Categories: Central Asia & Caucasus, Afghanistan, Freedom of Speech, Governance, Media & Journalism, Politics, War & Conflict

According to Yadashtayi az Gharb [1] (Persian) (notes from the West) Mrs. Malai Joya [2], deputy in Afghan Parliament [3], talked about Mujahedeens [4] in negative way in front of Mujahedeens deputies and others in Afghan Parliament (Loya Jigra). According to the blogger:

“She said there were people who sacrificed their lives when Afghanistan was occupied by invaders. She adds Many people who fought and survived the war are handicaps and can barely survive but Mujahedeens leaders became wealthy and have several hidden businesses in country or abroad.
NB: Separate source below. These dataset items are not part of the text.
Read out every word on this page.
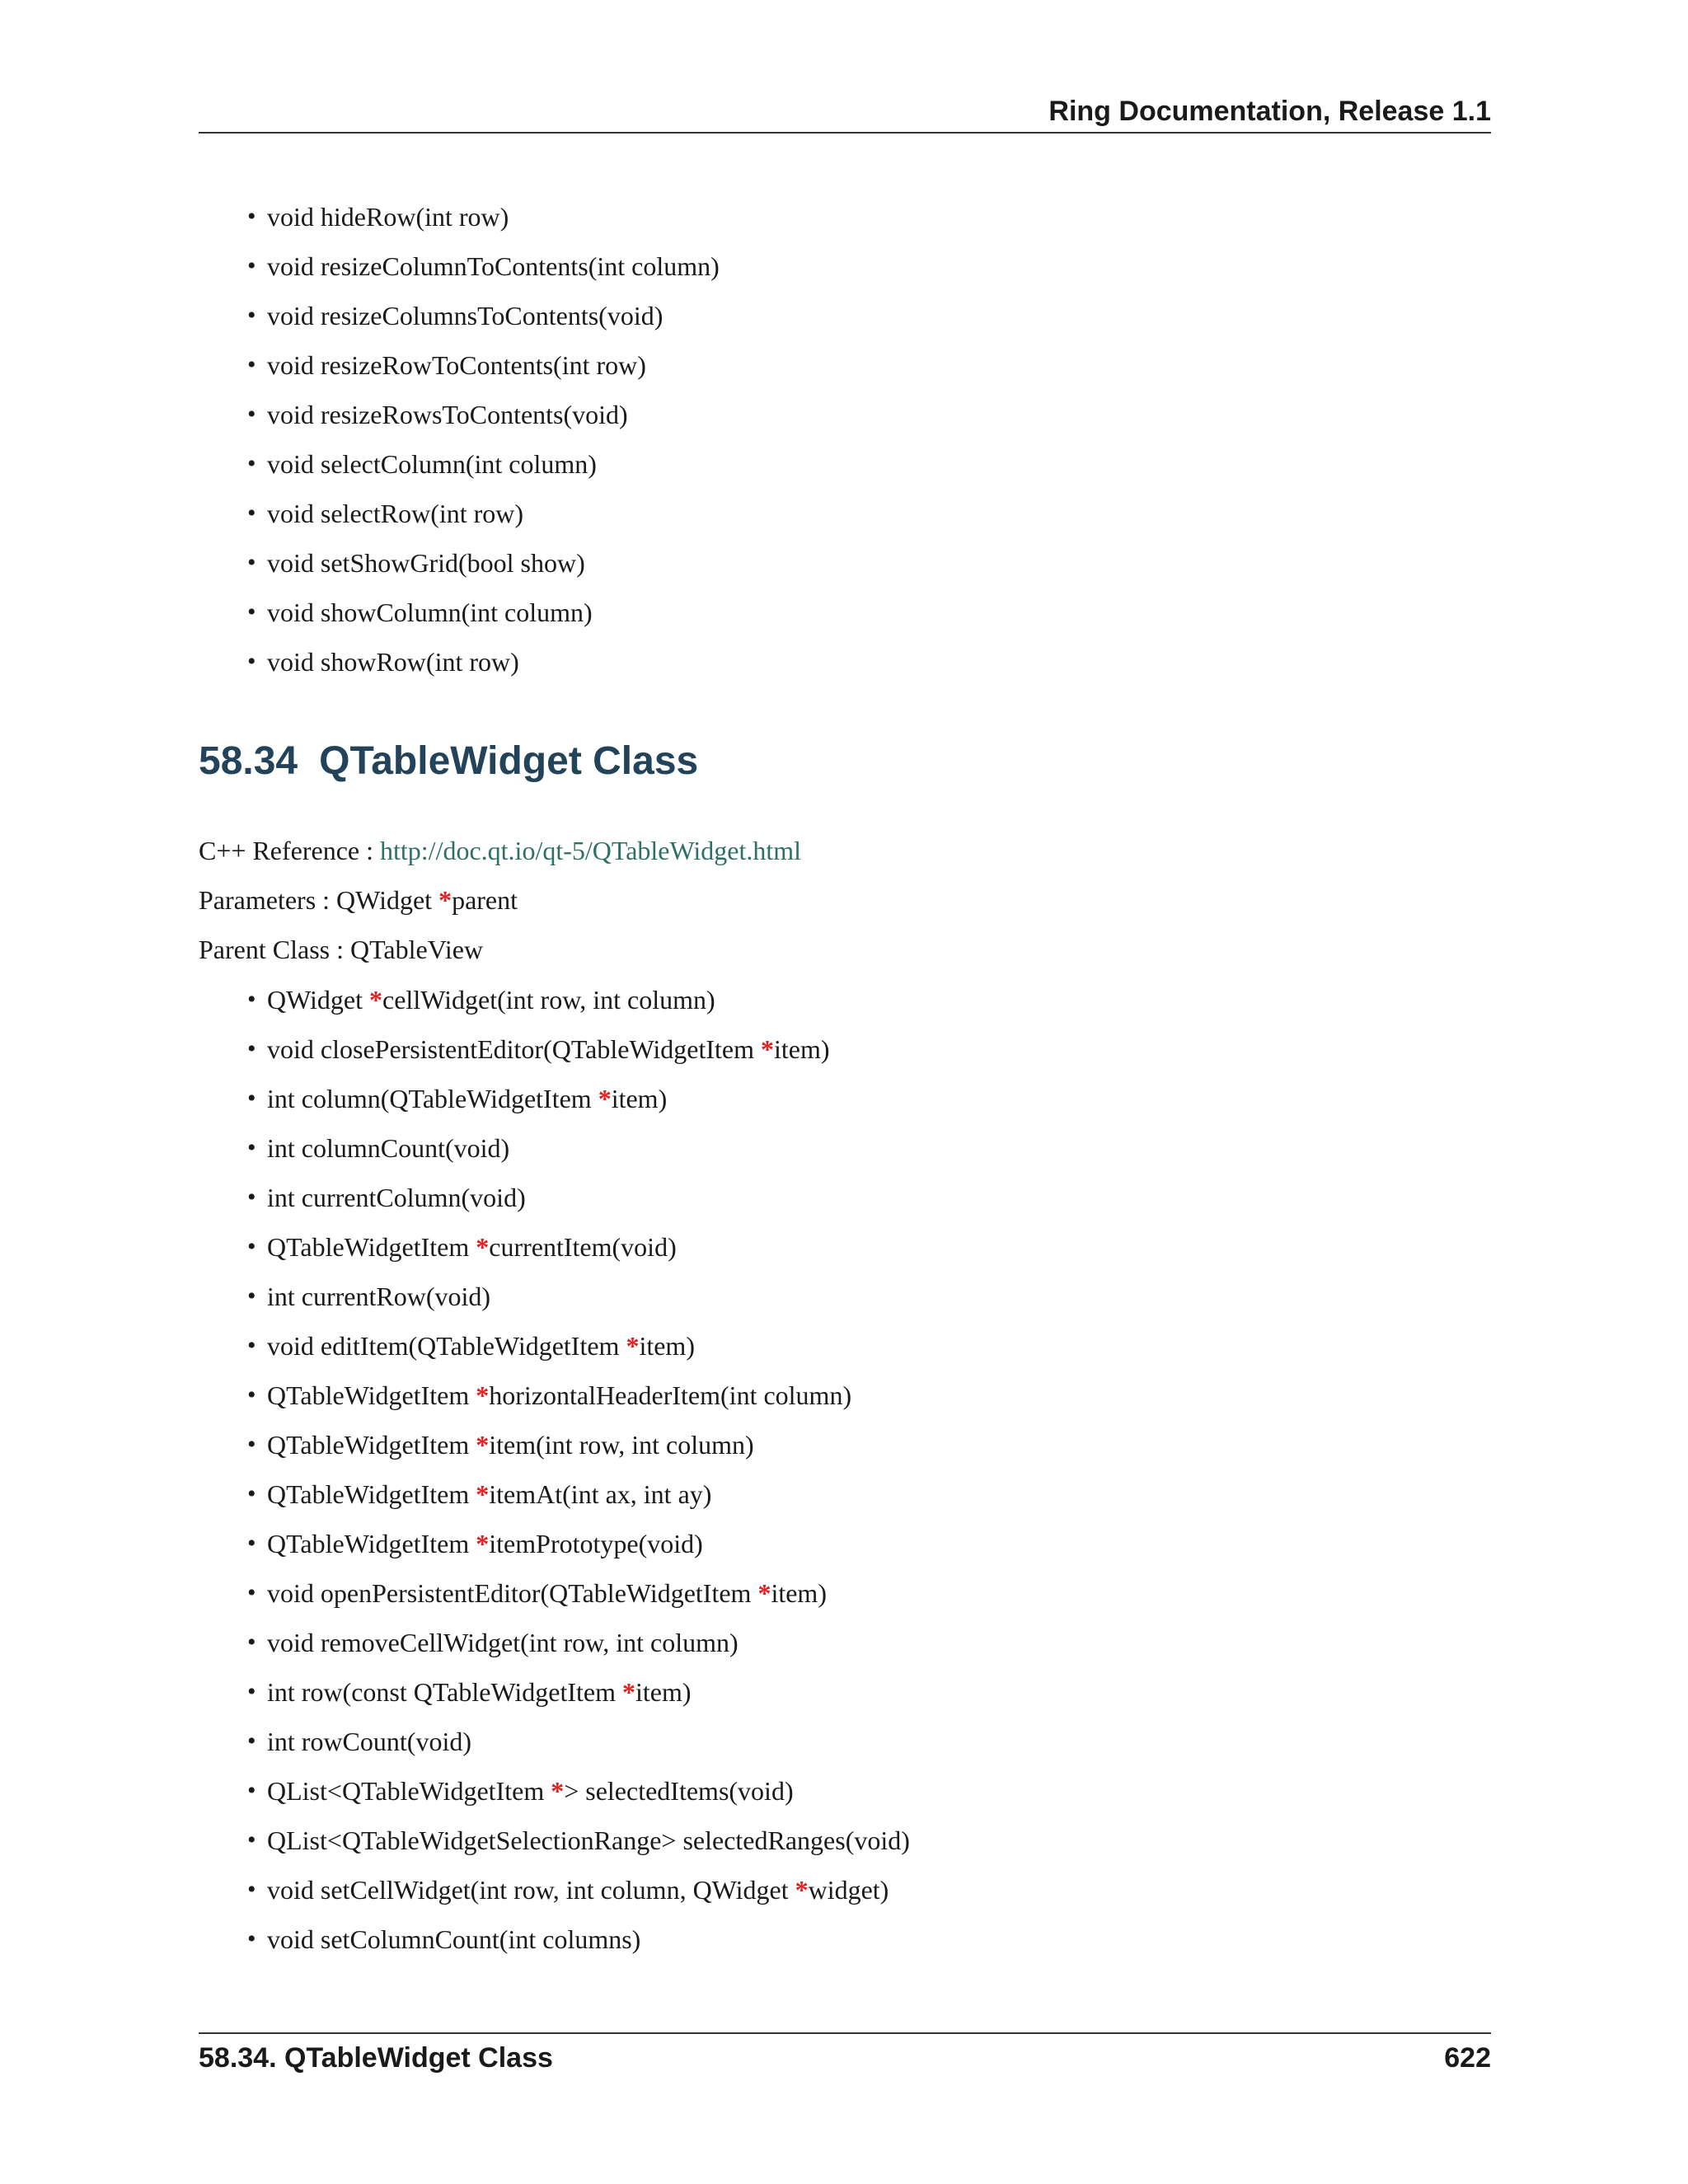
Ring Documentation, Release 1.1
• void hideRow(int row)
• void resizeColumnToContents(int column)
• void resizeColumnsToContents(void)
• void resizeRowToContents(int row)
• void resizeRowsToContents(void)
• void selectColumn(int column)
• void selectRow(int row)
• void setShowGrid(bool show)
• void showColumn(int column)
• void showRow(int row)
58.34 QTableWidget Class
C++ Reference : http://doc.qt.io/qt-5/QTableWidget.html
Parameters : QWidget *parent
Parent Class : QTableView
• QWidget *cellWidget(int row, int column)
• void closePersistentEditor(QTableWidgetItem *item)
• int column(QTableWidgetItem *item)
• int columnCount(void)
• int currentColumn(void)
• QTableWidgetItem *currentItem(void)
• int currentRow(void)
• void editItem(QTableWidgetItem *item)
• QTableWidgetItem *horizontalHeaderItem(int column)
• QTableWidgetItem *item(int row, int column)
• QTableWidgetItem *itemAt(int ax, int ay)
• QTableWidgetItem *itemPrototype(void)
• void openPersistentEditor(QTableWidgetItem *item)
• void removeCellWidget(int row, int column)
• int row(const QTableWidgetItem *item)
• int rowCount(void)
• QList<QTableWidgetItem *> selectedItems(void)
• QList<QTableWidgetSelectionRange> selectedRanges(void)
• void setCellWidget(int row, int column, QWidget *widget)
• void setColumnCount(int columns)
58.34. QTableWidget Class	622
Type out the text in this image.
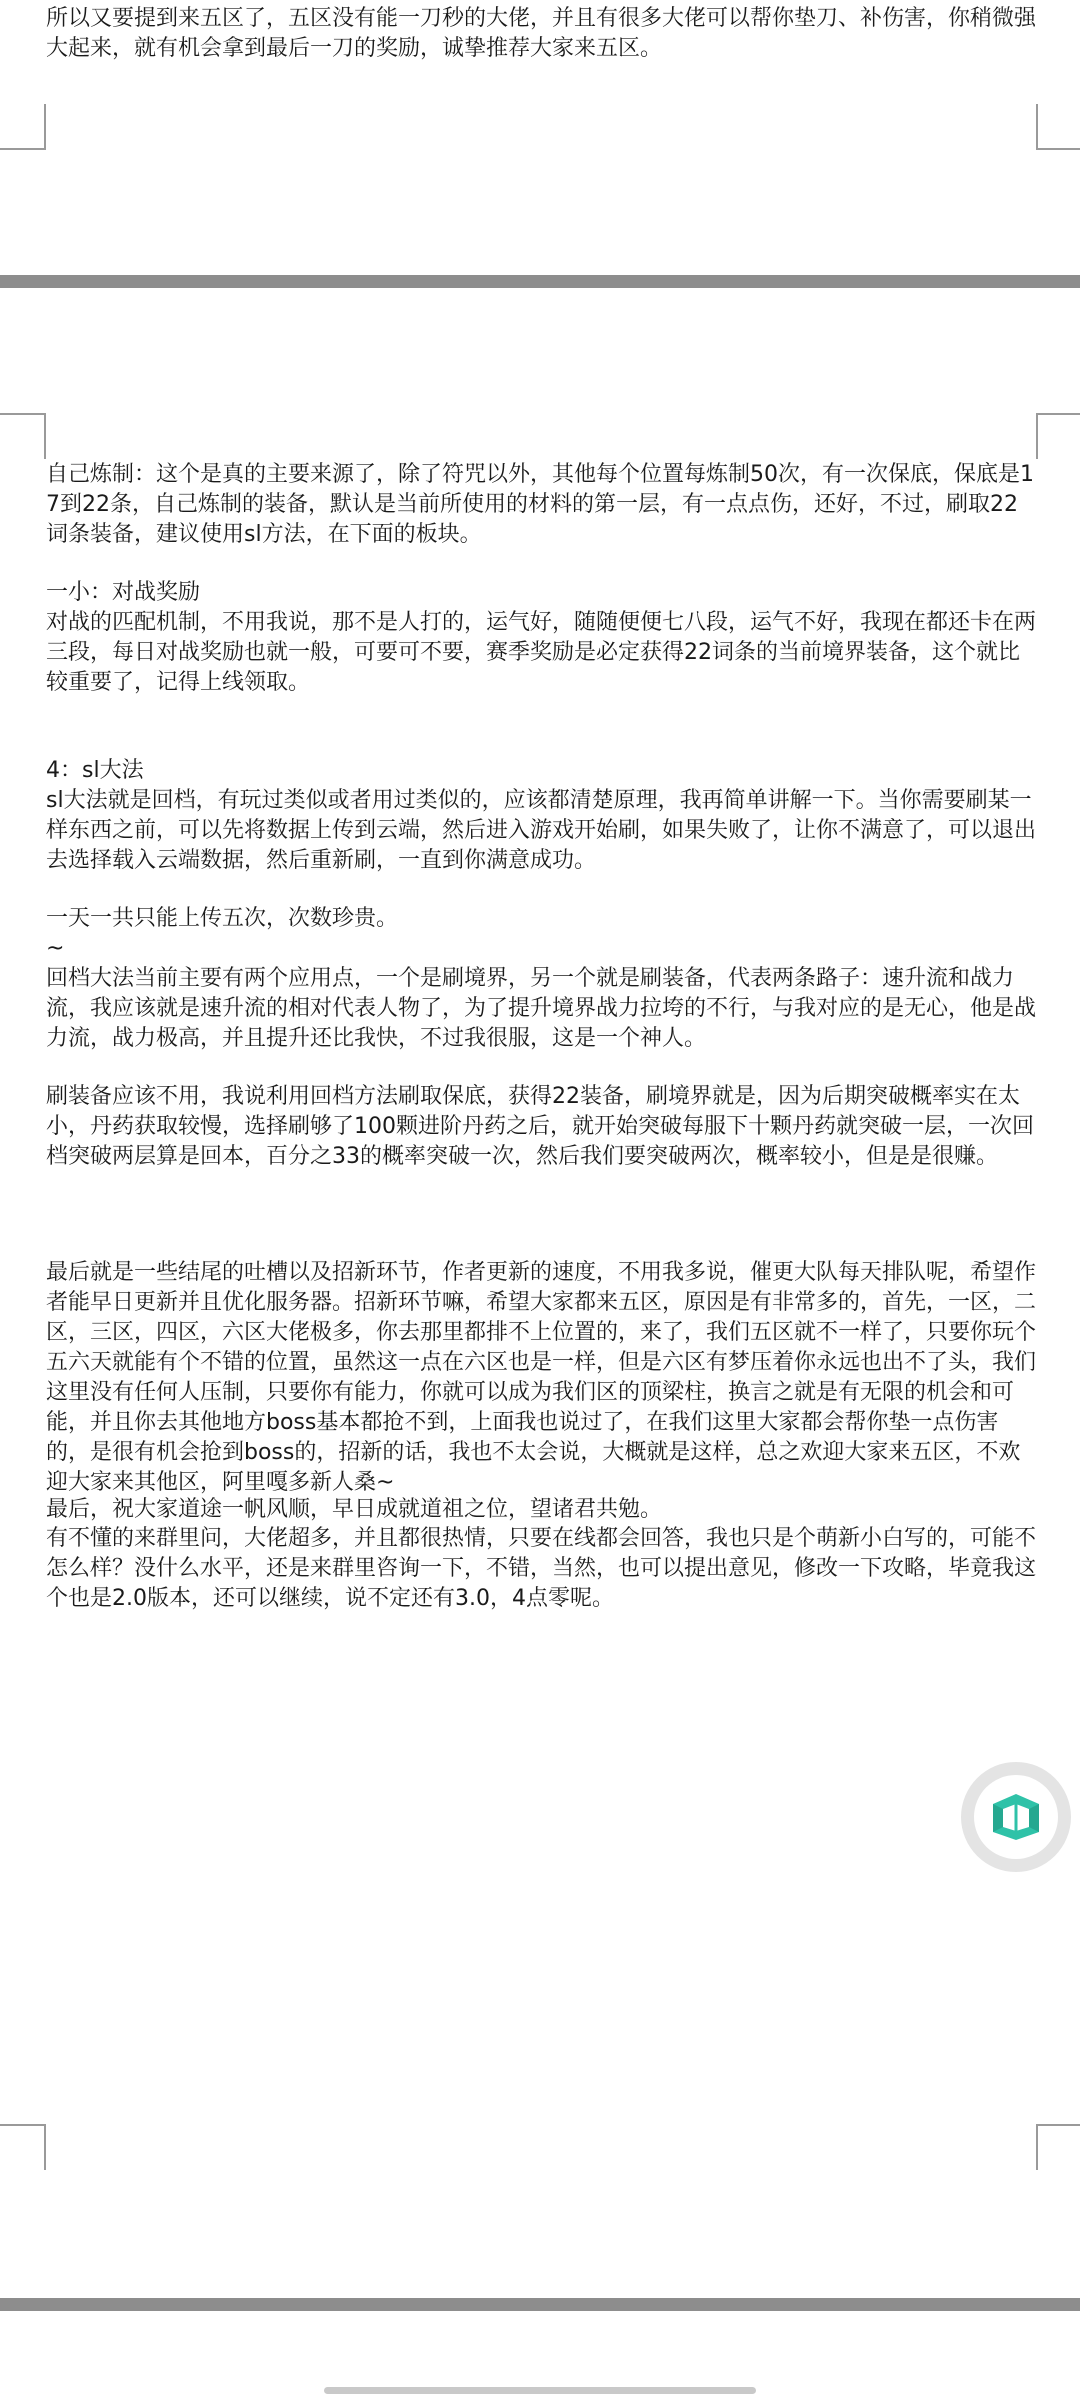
所以又要提到来五区了，五区没有能一刀秒的大佬，并且有很多大佬可以帮你垫刀、补伤害，你稍微强大起来，就有机会拿到最后一刀的奖励，诚挚推荐大家来五区。

自己炼制：这个是真的主要来源了，除了符咒以外，其他每个位置每炼制50次，有一次保底，保底是17到22条，自己炼制的装备，默认是当前所使用的材料的第一层，有一点点伤，还好，不过，刷取22词条装备，建议使用sl方法，在下面的板块。

一小：对战奖励

对战的匹配机制，不用我说，那不是人打的，运气好，随随便便七八段，运气不好，我现在都还卡在两三段，每日对战奖励也就一般，可要可不要，赛季奖励是必定获得22词条的当前境界装备，这个就比较重要了，记得上线领取。

4：sl大法

sl大法就是回档，有玩过类似或者用过类似的，应该都清楚原理，我再简单讲解一下。当你需要刷某一样东西之前，可以先将数据上传到云端，然后进入游戏开始刷，如果失败了，让你不满意了，可以退出去选择载入云端数据，然后重新刷，一直到你满意成功。

一天一共只能上传五次，次数珍贵。

~

回档大法当前主要有两个应用点，一个是刷境界，另一个就是刷装备，代表两条路子：速升流和战力流，我应该就是速升流的相对代表人物了，为了提升境界战力拉垮的不行，与我对应的是无心，他是战力流，战力极高，并且提升还比我快，不过我很服，这是一个神人。

刷装备应该不用，我说利用回档方法刷取保底，获得22装备，刷境界就是，因为后期突破概率实在太小，丹药获取较慢，选择刷够了100颗进阶丹药之后，就开始突破每服下十颗丹药就突破一层，一次回档突破两层算是回本，百分之33的概率突破一次，然后我们要突破两次，概率较小，但是是很赚。

最后就是一些结尾的吐槽以及招新环节，作者更新的速度，不用我多说，催更大队每天排队呢，希望作者能早日更新并且优化服务器。招新环节嘛，希望大家都来五区，原因是有非常多的，首先，一区，二区，三区，四区，六区大佬极多，你去那里都排不上位置的，来了，我们五区就不一样了，只要你玩个五六天就能有个不错的位置，虽然这一点在六区也是一样，但是六区有梦压着你永远也出不了头，我们这里没有任何人压制，只要你有能力，你就可以成为我们区的顶梁柱，换言之就是有无限的机会和可能，并且你去其他地方boss基本都抢不到，上面我也说过了，在我们这里大家都会帮你垫一点伤害的，是很有机会抢到boss的，招新的话，我也不太会说，大概就是这样，总之欢迎大家来五区，不欢迎大家来其他区，阿里嘎多新人桑~

最后，祝大家道途一帆风顺，早日成就道祖之位，望诸君共勉。

有不懂的来群里问，大佬超多，并且都很热情，只要在线都会回答，我也只是个萌新小白写的，可能不怎么样？没什么水平，还是来群里咨询一下，不错，当然，也可以提出意见，修改一下攻略，毕竟我这个也是2.0版本，还可以继续，说不定还有3.0，4点零呢。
Some of them are involved with drug mafia and there is blood on their hands.”

Another blogger, Farasoye Niko Bad, shares same story with us [5] (Persian). Blogger writes :

“When she talked about good Mujahedeens and criminal Mujahed. Many deputies started to insult her and threaten her to kill or even rape her. A Tooloo cameraman who tried to film this event gets beaten up by a deputy.”

Afghan Journalism blog talks about how media reports Afghanistan & Pakistan relation related questions [6]. The blogger says:

“Thursday's piece of reporting of Karzai's speech is the recent example of developing bad blood (though not deliberately) between people and governments of the two by disseminating half truth and misguiding information. To be brief, I wish to quote the Afghan President and let the readers decide what he said: During the reign of Taliban, a minister will wait for the whole day in offices of the Pakistani intelligence agencies to meet a (army) major.

This was the “negative” part of the speech which was picked by majority of news agencies and newspapers while the rest, which I wish to quote briefly, was set aside. It is: we are thankful today and will be thankful even after hundred years to our Pakistani brothers for the support and help they extended to us for 25 years. Pakistan is our brother country. I was as much grieved over the (October 8) earthquake in Pakistan that I felt the destruction had occurred in my own country (Afghanistan). To reduce the pain and grief of Pakistanis, we offered all possible help. We have only four helicopters, which were sent to Pakistan to help them.”